3. En premier lieu, M. A n'a pas présenté de demande de titre de séjour sur le fondement de l'article L. 313-14 du code de l'entrée et du séjour des étrangers et du droit d'asile alors en vigueur. Dans ces conditions, et alors que l'exercice par le préfet du pouvoir discrétionnaire qu'il détient de régulariser la situation d'un étranger est distinct de l'examen d'une demande de titre de séjour fondée sur cet article, il ne peut utilement faire valoir à l'appui de sa requête que le préfet a commis une erreur manifeste d'appréciation en refusant de lui délivrer un titre de séjour sur le fondement de l'article L. 313-14 du code de l'entrée et du séjour des étrangers et du droit d'asile.

4. En deuxième lieu, si, ainsi que le fait valoir M. A, le préfet a commis une erreur de fait en indiquant que sa sœur réside en République centrafricaine alors qu'elle réside en France sous couvert de la protection subsidiaire, il résulte de l'instruction que le préfet aurait pris la même décision s'il n'avait pas commis cette erreur.

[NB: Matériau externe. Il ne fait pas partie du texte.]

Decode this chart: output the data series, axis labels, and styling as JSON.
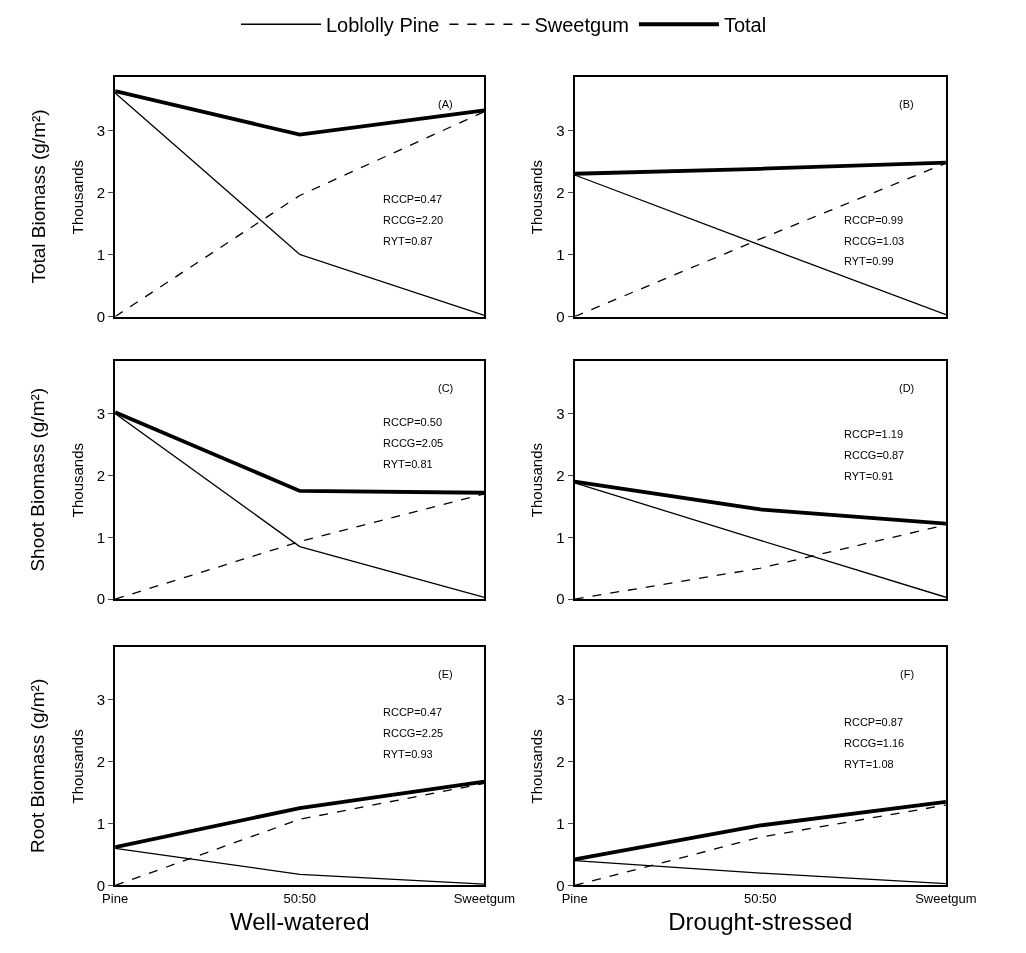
{
  "chart_data": [
    {
      "type": "line",
      "categories": [
        null,
        null,
        null
      ],
      "ylabel": "Thousands",
      "ylim": [
        0,
        3.85
      ],
      "yticks": [
        0,
        1,
        2,
        3
      ],
      "tick_labels": "y",
      "legend": "top",
      "series": [
        {
          "name": "Loblolly Pine",
          "color": "#000000",
          "line_style": "solid",
          "values": [
            3.6,
            1.0,
            0.02
          ]
        },
        {
          "name": "Sweetgum",
          "color": "#000000",
          "line_style": "dashed",
          "values": [
            0,
            1.95,
            3.3
          ]
        },
        {
          "name": "Total",
          "color": "#000000",
          "line_style": "solid",
          "values": [
            3.63,
            2.93,
            3.32
          ]
        }
      ],
      "annotations": [
        "(A)",
        "RCCP=0.47",
        "RCCG=2.20",
        "RYT=0.87",
        "Total Biomass (g/m²)"
      ]
    },
    {
      "type": "line",
      "categories": [
        null,
        null,
        null
      ],
      "ylabel": "Thousands",
      "ylim": [
        0,
        3.85
      ],
      "yticks": [
        0,
        1,
        2,
        3
      ],
      "tick_labels": "y",
      "series": [
        {
          "color": "#000000",
          "line_style": "solid",
          "values": [
            2.28,
            1.15,
            0.03
          ]
        },
        {
          "color": "#000000",
          "line_style": "dashed",
          "values": [
            0,
            1.25,
            2.47
          ]
        },
        {
          "color": "#000000",
          "line_style": "solid",
          "values": [
            2.3,
            2.38,
            2.48
          ]
        }
      ],
      "annotations": [
        "(B)",
        "RCCP=0.99",
        "RCCG=1.03",
        "RYT=0.99"
      ]
    },
    {
      "type": "line",
      "categories": [
        null,
        null,
        null
      ],
      "ylabel": "Thousands",
      "ylim": [
        0,
        3.85
      ],
      "yticks": [
        0,
        1,
        2,
        3
      ],
      "tick_labels": "y",
      "series": [
        {
          "color": "#000000",
          "line_style": "solid",
          "values": [
            3.0,
            0.85,
            0.03
          ]
        },
        {
          "color": "#000000",
          "line_style": "dashed",
          "values": [
            0,
            0.93,
            1.7
          ]
        },
        {
          "color": "#000000",
          "line_style": "solid",
          "values": [
            3.02,
            1.75,
            1.72
          ]
        }
      ],
      "annotations": [
        "(C)",
        "RCCP=0.50",
        "RCCG=2.05",
        "RYT=0.81",
        "Shoot Biomass (g/m²)"
      ]
    },
    {
      "type": "line",
      "categories": [
        null,
        null,
        null
      ],
      "ylabel": "Thousands",
      "ylim": [
        0,
        3.85
      ],
      "yticks": [
        0,
        1,
        2,
        3
      ],
      "tick_labels": "y",
      "series": [
        {
          "color": "#000000",
          "line_style": "solid",
          "values": [
            1.88,
            0.95,
            0.03
          ]
        },
        {
          "color": "#000000",
          "line_style": "dashed",
          "values": [
            0,
            0.5,
            1.2
          ]
        },
        {
          "color": "#000000",
          "line_style": "solid",
          "values": [
            1.9,
            1.45,
            1.22
          ]
        }
      ],
      "annotations": [
        "(D)",
        "RCCP=1.19",
        "RCCG=0.87",
        "RYT=0.91"
      ]
    },
    {
      "type": "line",
      "categories": [
        "Pine",
        "50:50",
        "Sweetgum"
      ],
      "xlabel": "Well-watered",
      "ylabel": "Thousands",
      "ylim": [
        0,
        3.85
      ],
      "yticks": [
        0,
        1,
        2,
        3
      ],
      "series": [
        {
          "color": "#000000",
          "line_style": "solid",
          "values": [
            0.6,
            0.18,
            0.02
          ]
        },
        {
          "color": "#000000",
          "line_style": "dashed",
          "values": [
            0,
            1.07,
            1.65
          ]
        },
        {
          "color": "#000000",
          "line_style": "solid",
          "values": [
            0.62,
            1.25,
            1.68
          ]
        }
      ],
      "annotations": [
        "(E)",
        "RCCP=0.47",
        "RCCG=2.25",
        "RYT=0.93",
        "Root Biomass (g/m²)"
      ]
    },
    {
      "type": "line",
      "categories": [
        "Pine",
        "50:50",
        "Sweetgum"
      ],
      "xlabel": "Drought-stressed",
      "ylabel": "Thousands",
      "ylim": [
        0,
        3.85
      ],
      "yticks": [
        0,
        1,
        2,
        3
      ],
      "series": [
        {
          "color": "#000000",
          "line_style": "solid",
          "values": [
            0.4,
            0.2,
            0.03
          ]
        },
        {
          "color": "#000000",
          "line_style": "dashed",
          "values": [
            0,
            0.78,
            1.3
          ]
        },
        {
          "color": "#000000",
          "line_style": "solid",
          "values": [
            0.42,
            0.97,
            1.35
          ]
        }
      ],
      "annotations": [
        "(F)",
        "RCCP=0.87",
        "RCCG=1.16",
        "RYT=1.08"
      ]
    }
  ]
}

5. En troisième lieu, il ressort des pièces du dossier que M. A, venu en France pour y poursuivre ses études, y résidait depuis moins de deux ans et demi lorsque le préfet a refusé de renouveler son titre de séjour. Il est célibataire et sans enfant. Si sa sœur et sa nièce ainsi qu'un de ses oncles et une de ses tantes vivent en France et si ses parents sont décédés, toutefois, il ne ressort pas des pièces du dossier qu'il serait dépourvu de tout lien en République centrafricaine où il a vécu jusqu'à l'âge de vingt huit ans. Dans ces conditions, eu égard à la durée de son séjour en France, et malgré les efforts d'intégration de M. A qui a travaillé pendant ses années de résidence en France et entrepris de créer sa propre entreprise, le refus de titre de séjour et l'obligation de quitter le territoire français n'ont pas porté à son droit au respect de sa vie privée et familiale une atteinte disproportionnée par rapport aux buts en vue desquels ces décisions ont été prises. Le préfet du Rhône n'a ainsi, en prenant ces décisions, pas méconnu les stipulations de l'article 8 de la convention européenne de sauvegarde des droits de l'homme et des libertés fondamentales. Il n'a pas davantage commis d'erreur manifeste d'appréciation quant à ses conséquences sur sa situation personnelle en refusant de régulariser sa situation et en l'obligeant à quitter le territoire français.

6. En dernier lieu, compte tenu de ce qui vient d'être indiqué sur la légalité de l'obligation de quitter le territoire français, M. A n'est pas fondé à demander l'annulation de la fixation du pays de destination par voie de conséquence de l'annulation de l'obligation de quitter le territoire français.

7. Il résulte de ce qui précède que M. A n'est pas fondé à soutenir que c'est à tort que, par le jugement attaqué, le tribunal administratif de Lyon a rejeté sa demande. Sa requête doit être rejetée en toutes ses conclusions.

DÉCIDE :

Article 1er : La requête de M. A est rejetée.

Article 2 : Le présent arrêt sera notifié à M. B A et au ministre de l'intérieur et des outre-mer. Copie en sera adressée au préfet du Rhône.

Délibéré après l'audience du 3 novembre 2022, à laquelle siégeaient :

M. Arbarétaz, président,

Mme Evrard, présidente assesseure,

Mme Duguit-Larcher, première conseillère.

Rendu public par mise à disposition au greffe le 24 novembre 2022.

La rapporteure,

A. CLe président,

Ph. Arbarétaz

Le greffier,

J. Billot

La République mande et ordonne au ministre de l'intérieur et des outre-mer en ce qui le concerne ou à tous commissaires de justice à ce requis en ce qui concerne les voies de droit commun contre les parties privées de pourvoir à l'exécution de la présente décision.